LLM-Powered Swarms: A New Frontier or a Conceptual Stretch?
This work addresses the feasibility of applying LLM-driven swarms to real-time systems, highlighting current limitations for researchers and practitioners in AI and swarm intelligence.
The paper evaluates whether LLM-powered swarm systems, like OpenAI's Swarm, adhere to classical swarm intelligence principles such as decentralization and scalability, finding that while they can emulate swarm dynamics, they suffer from significant computational overhead, with LLM-based Boids simulations requiring about 300x more time than classical versions.
Swarm intelligence describes how simple, decentralized agents can collectively produce complex behaviors. Recently, the concept of swarming has been extended to large language model (LLM)-powered systems, such as OpenAI's Swarm (OAS) framework, where agents coordinate through natural language prompts. This paper evaluates whether such systems capture the fundamental principles of classical swarm intelligence: decentralization, simplicity, emergence, and scalability.

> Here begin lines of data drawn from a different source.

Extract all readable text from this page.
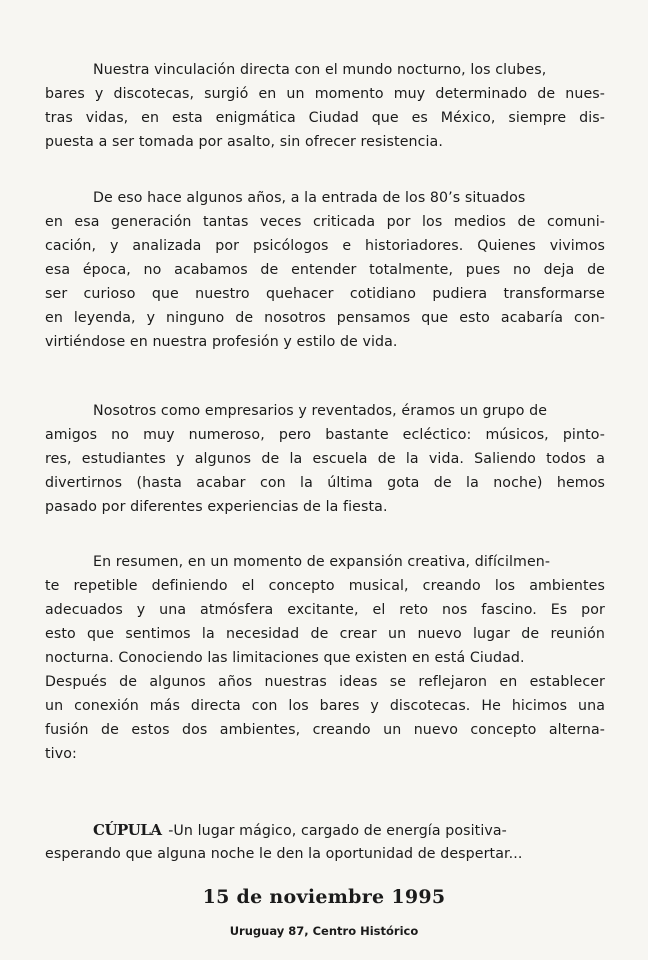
Nuestra vinculación directa con el mundo nocturno, los clubes,
bares y discotecas, surgió en un momento muy determinado de nues-
tras vidas, en esta enigmática Ciudad que es México, siempre dis-
puesta a ser tomada por asalto, sin ofrecer resistencia.
De eso hace algunos años, a la entrada de los 80’s situados
en esa generación tantas veces criticada por los medios de comuni-
cación, y analizada por psicólogos e historiadores. Quienes vivimos
esa época, no acabamos de entender totalmente, pues no deja de
ser curioso que nuestro quehacer cotidiano pudiera transformarse
en leyenda, y ninguno de nosotros pensamos que esto acabaría con-
virtiéndose en nuestra profesión y estilo de vida.
Nosotros como empresarios y reventados, éramos un grupo de
amigos no muy numeroso, pero bastante ecléctico: músicos, pinto-
res, estudiantes y algunos de la escuela de la vida. Saliendo todos a
divertirnos (hasta acabar con la última gota de la noche) hemos
pasado por diferentes experiencias de la fiesta.
En resumen, en un momento de expansión creativa, difícilmen-
te repetible definiendo el concepto musical, creando los ambientes
adecuados y una atmósfera excitante, el reto nos fascino. Es por
esto que sentimos la necesidad de crear un nuevo lugar de reunión
nocturna. Conociendo las limitaciones que existen en está Ciudad.
Después de algunos años nuestras ideas se reflejaron en establecer
un conexión más directa con los bares y discotecas. He hicimos una
fusión de estos dos ambientes, creando un nuevo concepto alterna-
tivo:
CÚPULA -Un lugar mágico, cargado de energía positiva-
esperando que alguna noche le den la oportunidad de despertar...
15 de noviembre 1995
Uruguay 87, Centro Histórico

Using OAS, we implement and compare classical and LLM-based versions of two well-established swarm algorithms: Boids and Ant Colony Optimization. Results indicate that while LLM-powered swarms can emulate swarm-like dynamics, they are constrained by substantial computational overhead. For instance, our LLM-based Boids simulation required roughly 300x more computation time than its classical counterpart, highlighting current limitations in applying LLM-driven swarms to real-time systems.